In summary, the kidneys are positioned to be the most hemodynamically and neurohormonally responsive to changes in blood volume, flow, perfusion, back pressure, sodium, and water in the setting of HF. As a result, both chronic and acute renal filtration function are 2 of the most important parameters in the prognosis and management of patients with all forms of HF.
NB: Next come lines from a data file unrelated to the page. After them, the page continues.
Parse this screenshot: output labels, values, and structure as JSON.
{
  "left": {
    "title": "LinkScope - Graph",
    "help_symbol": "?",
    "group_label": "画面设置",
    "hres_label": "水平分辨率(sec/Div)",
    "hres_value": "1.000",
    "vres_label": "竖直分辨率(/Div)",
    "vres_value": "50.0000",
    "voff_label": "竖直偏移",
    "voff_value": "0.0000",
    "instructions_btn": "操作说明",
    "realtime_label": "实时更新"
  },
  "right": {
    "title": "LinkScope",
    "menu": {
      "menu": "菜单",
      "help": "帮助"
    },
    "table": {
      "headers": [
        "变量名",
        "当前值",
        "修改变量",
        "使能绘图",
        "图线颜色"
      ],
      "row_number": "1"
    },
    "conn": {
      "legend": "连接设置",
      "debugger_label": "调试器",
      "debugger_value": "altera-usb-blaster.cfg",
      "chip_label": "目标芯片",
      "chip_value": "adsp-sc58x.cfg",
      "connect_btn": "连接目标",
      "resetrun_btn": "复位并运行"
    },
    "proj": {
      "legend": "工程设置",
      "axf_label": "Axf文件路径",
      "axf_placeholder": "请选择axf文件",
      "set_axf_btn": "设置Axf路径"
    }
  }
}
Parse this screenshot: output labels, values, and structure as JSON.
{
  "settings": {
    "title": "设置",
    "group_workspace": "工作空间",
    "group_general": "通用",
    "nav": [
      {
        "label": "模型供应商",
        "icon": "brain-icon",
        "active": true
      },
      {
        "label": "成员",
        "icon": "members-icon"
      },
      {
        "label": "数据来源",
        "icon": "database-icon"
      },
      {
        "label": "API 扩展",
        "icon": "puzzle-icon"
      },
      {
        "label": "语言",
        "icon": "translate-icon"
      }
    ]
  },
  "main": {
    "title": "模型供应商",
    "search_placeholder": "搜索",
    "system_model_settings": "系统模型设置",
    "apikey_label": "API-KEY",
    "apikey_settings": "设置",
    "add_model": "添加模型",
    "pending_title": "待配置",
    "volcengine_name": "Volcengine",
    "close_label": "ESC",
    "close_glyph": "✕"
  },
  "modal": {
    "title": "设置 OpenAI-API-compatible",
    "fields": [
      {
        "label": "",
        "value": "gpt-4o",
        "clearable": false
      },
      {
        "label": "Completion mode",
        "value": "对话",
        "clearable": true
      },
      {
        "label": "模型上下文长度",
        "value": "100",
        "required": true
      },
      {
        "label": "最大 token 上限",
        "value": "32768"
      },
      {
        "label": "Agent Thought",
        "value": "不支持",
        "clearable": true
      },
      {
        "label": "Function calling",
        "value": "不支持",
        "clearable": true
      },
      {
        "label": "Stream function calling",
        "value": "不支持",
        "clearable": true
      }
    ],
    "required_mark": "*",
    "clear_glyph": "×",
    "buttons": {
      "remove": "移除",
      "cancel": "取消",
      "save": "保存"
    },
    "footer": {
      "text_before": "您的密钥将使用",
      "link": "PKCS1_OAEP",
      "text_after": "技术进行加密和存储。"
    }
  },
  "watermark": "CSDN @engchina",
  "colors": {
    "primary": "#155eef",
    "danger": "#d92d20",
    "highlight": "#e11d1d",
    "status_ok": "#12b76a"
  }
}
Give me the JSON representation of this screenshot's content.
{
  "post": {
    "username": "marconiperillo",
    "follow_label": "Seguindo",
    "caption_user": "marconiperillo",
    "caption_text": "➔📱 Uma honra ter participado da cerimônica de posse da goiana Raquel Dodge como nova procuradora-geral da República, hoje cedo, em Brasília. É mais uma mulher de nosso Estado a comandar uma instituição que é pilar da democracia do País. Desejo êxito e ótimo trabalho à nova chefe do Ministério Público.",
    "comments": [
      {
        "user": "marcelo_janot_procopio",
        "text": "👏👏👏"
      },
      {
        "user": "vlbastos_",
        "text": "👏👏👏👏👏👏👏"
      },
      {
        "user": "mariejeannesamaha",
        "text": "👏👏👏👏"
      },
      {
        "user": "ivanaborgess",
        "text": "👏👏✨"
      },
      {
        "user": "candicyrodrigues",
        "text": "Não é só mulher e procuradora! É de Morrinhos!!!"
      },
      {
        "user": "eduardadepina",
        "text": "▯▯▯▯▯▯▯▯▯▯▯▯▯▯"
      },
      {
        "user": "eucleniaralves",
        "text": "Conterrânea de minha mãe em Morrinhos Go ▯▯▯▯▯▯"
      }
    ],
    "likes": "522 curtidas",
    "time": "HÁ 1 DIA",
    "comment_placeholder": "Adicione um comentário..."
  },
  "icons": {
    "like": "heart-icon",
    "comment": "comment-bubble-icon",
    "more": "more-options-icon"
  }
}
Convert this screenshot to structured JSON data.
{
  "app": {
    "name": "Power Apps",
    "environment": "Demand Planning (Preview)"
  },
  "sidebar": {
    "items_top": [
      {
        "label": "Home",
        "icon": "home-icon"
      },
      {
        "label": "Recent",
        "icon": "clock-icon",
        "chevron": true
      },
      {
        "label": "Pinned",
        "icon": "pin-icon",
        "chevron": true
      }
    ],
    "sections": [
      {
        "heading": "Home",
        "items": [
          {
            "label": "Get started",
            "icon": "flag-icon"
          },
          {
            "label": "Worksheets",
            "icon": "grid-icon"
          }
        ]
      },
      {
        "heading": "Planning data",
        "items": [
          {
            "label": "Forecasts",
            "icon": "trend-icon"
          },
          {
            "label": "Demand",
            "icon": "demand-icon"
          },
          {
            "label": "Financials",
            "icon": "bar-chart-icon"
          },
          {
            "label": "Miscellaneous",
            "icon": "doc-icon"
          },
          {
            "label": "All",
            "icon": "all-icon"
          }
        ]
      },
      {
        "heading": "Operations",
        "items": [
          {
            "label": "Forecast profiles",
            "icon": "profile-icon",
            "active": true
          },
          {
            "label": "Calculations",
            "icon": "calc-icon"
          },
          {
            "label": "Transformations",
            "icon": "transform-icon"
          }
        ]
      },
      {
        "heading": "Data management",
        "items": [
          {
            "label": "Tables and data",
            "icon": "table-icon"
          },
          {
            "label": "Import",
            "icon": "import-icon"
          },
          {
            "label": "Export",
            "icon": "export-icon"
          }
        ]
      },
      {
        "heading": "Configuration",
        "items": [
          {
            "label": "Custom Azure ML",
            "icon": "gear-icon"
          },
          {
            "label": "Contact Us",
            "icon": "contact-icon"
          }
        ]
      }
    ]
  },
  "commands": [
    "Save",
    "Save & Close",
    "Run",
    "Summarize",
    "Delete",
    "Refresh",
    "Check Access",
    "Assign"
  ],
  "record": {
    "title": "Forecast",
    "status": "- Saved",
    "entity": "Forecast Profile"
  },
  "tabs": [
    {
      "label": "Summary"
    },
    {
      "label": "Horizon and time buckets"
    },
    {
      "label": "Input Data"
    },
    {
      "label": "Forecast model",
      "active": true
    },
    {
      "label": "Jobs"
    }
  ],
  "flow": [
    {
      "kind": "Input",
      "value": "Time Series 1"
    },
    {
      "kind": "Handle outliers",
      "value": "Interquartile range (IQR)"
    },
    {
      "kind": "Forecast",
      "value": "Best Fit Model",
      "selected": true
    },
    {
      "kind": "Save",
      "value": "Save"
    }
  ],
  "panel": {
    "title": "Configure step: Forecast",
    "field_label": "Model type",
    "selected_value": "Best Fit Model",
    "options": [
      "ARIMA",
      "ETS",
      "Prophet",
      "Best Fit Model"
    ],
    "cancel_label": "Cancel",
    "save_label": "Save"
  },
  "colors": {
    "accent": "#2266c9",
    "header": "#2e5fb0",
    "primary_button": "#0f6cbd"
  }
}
It is beyond the scope of this chapter to discuss in detail the role of each neurohormone in detail that is participating in normal physiology, as well as the pathophysiology of HF. In brief, there are multiple important regulatory systems that are activated in HF that work toward preserving perfusion to the brain at the expense of the kidneys, and direct the maximal amount of sodium and water reclamation possible despite the adverse consequences of responses. The sympathetic nervous system releases norepinephrine via peripheral synapses at the neuromuscular junctions within afferent and efferent renal arterioles as well as mesangial cells. This results in stimulation of both alpha- and beta-adrenergic receptors, which in turn decrease RBF, increase intraglomerular pressure, and increase sodium retention. These effects result in a decrease in renal blood flow, an increase in intraglomerular pressure, and increased sodium retention. Norepinephrine is a stimulus for juxtaglomerular cells to release renin, which is the starting point for the renin angiotensin system. In addition to norepinephrine, both epinephrine and dopamine as precursor molecules have effects on the kidneys primarily in the proximal and distal tubule with varying effects depending on the family of receptors. In general, both epinephrine and norepinephrine stimulate the reabsorption of salt and water. Dopamine, however, acting on a different family of receptors, can stimulate natriuresis and diuresis. In general, the epinephrine and norepinephrine effects are more powerful and the net effect of sympathetic stimulation to the kidneys is release of renin, reduction in RBF, increased salt and water retention, and a slightly reduced GFR.